Issue Date: December 22, 2014
Readers Unhappy Over Polybags
Maybe the irony was lost on some, but I was surprised to find my latest copy of C&EN in my mailbox—a bare, naked magazine—not wrapped in the usual plastic mailer bag condom that the publication has embraced lately. I assume the lack of this bag had something to do with a little publisher guilt over the cover article in this edition about our unhealthy attachment to plastic bags and the harm they do (C&EN, Sept. 15, page 12).

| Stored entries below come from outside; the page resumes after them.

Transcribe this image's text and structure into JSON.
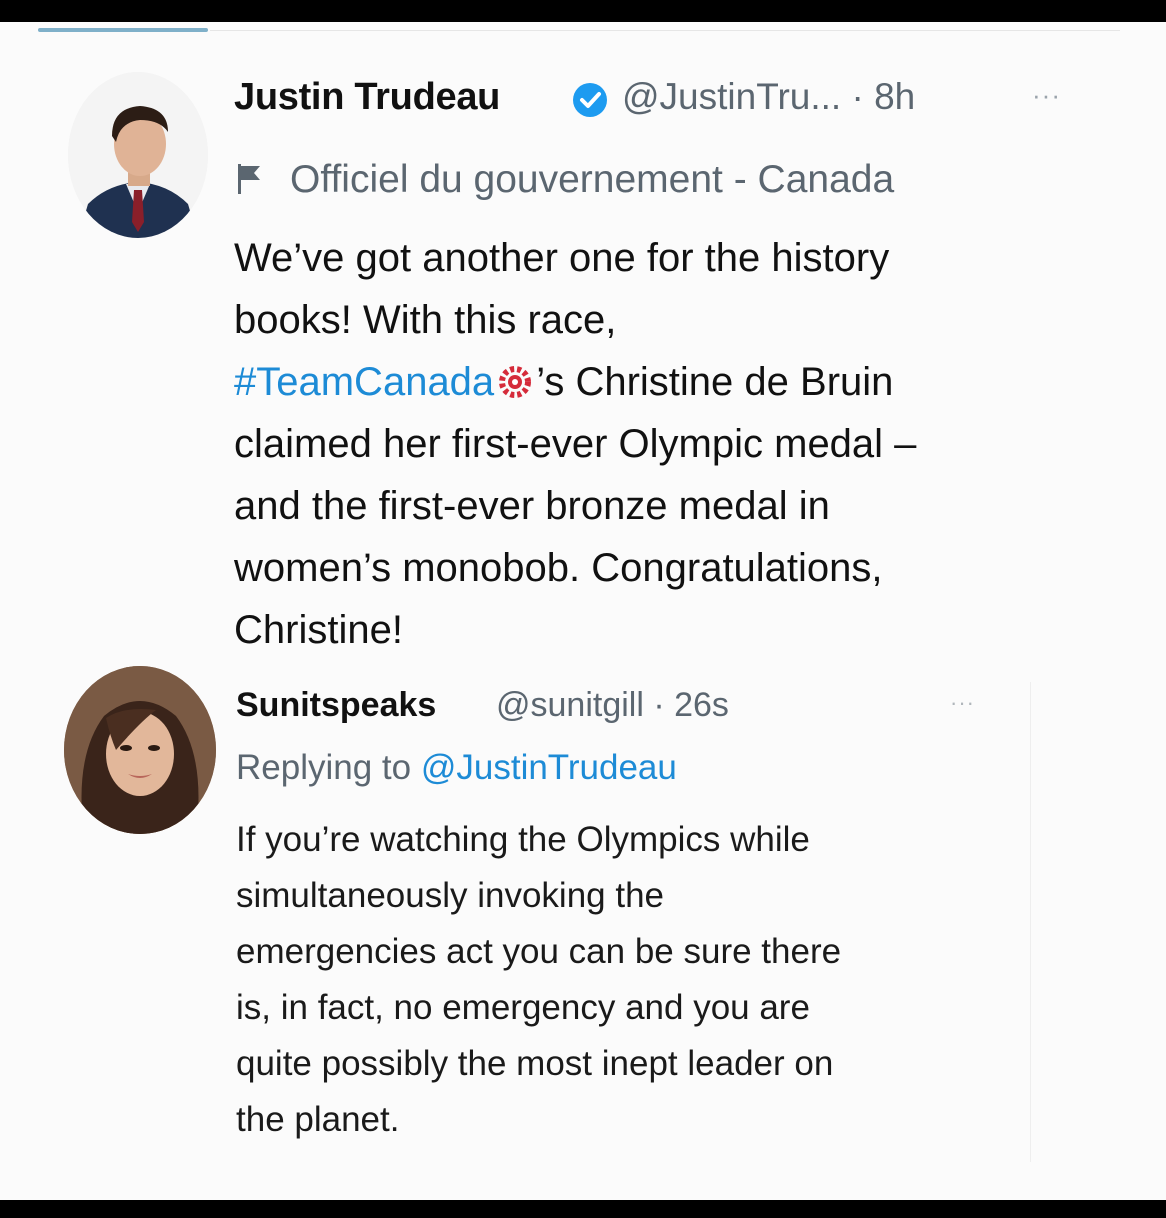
{
  "tweet": {
    "author_name": "Justin Trudeau",
    "handle_time": "@JustinTru... · 8h",
    "more_label": "···",
    "gov_label": "Officiel du gouvernement - Canada",
    "body_line1": "We’ve got another one for the history",
    "body_line2": "books! With this race,",
    "hashtag": "#TeamCanada",
    "after_hashtag": "’s Christine de Bruin",
    "body_line4": "claimed her first-ever Olympic medal –",
    "body_line5": "and the first-ever bronze medal in",
    "body_line6": "women’s monobob. Congratulations,",
    "body_line7": "Christine!"
  },
  "reply": {
    "author_name": "Sunitspeaks",
    "handle_time": "@sunitgill · 26s",
    "more_label": "···",
    "replying_prefix": "Replying to",
    "replying_to": "@JustinTrudeau",
    "body_line1": "If you’re watching the Olympics while",
    "body_line2": "simultaneously invoking the",
    "body_line3": "emergencies act you can be sure there",
    "body_line4": "is, in fact, no emergency and you are",
    "body_line5": "quite possibly the most inept leader on",
    "body_line6": "the planet."
  },
  "colors": {
    "link": "#1d8bd6",
    "verified": "#1d9bf0",
    "secondary_text": "#5b6670",
    "card_bg": "#fbfbfb"
  },
  "icons": {
    "verified": "verified-badge-icon",
    "gov": "government-flag-icon",
    "hashtag_emoji": "team-canada-emoji-icon"
  }
}
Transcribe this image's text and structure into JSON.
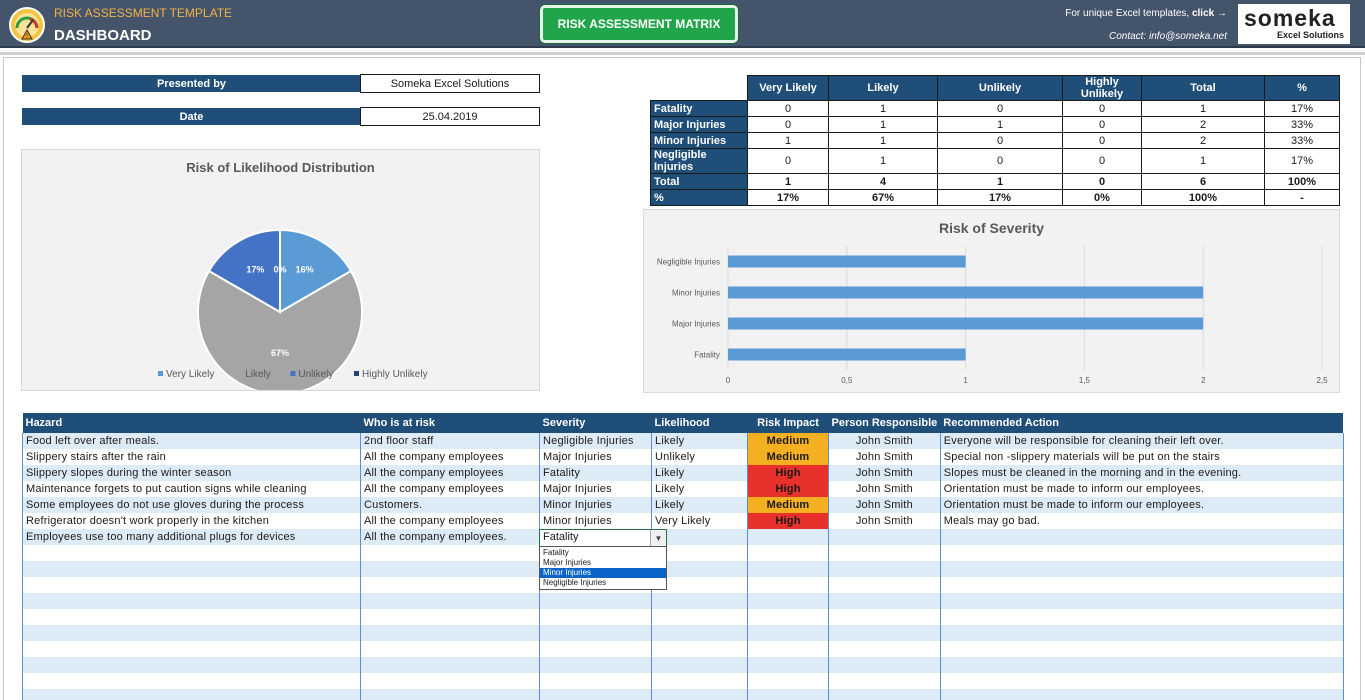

I wish C&EN would embrace its own story and stop using shipping bags along with all the wasteful glue on ads that come with my weekly subscription. Not only is the shipping bag wasteful and harmful to the economy, but I often tear my precious copy of the magazine trying to extract it from the wrapper. If you practiced what you preach, we could all save a lot.
My Sept. 8 issue of C&EN arrived in a plastic bag that I had to rip off with my teeth so that I could trash the ad pasted to its cover so that I could begin reading the aforesaid issue. My Sept. 15 issue arrived unadorned, and I could promptly turn to the cover story, “Breaking the Bag Habit.” Does this all make sense?
Editor’s note: We’re not thrilled with the polybags (that’s what they’re called in the printing business) either, but the tip-on ads are a premium advertising location, and the Post Office requires them to be polybagged. Without the advertising, we wouldn’t be able to publish C&EN.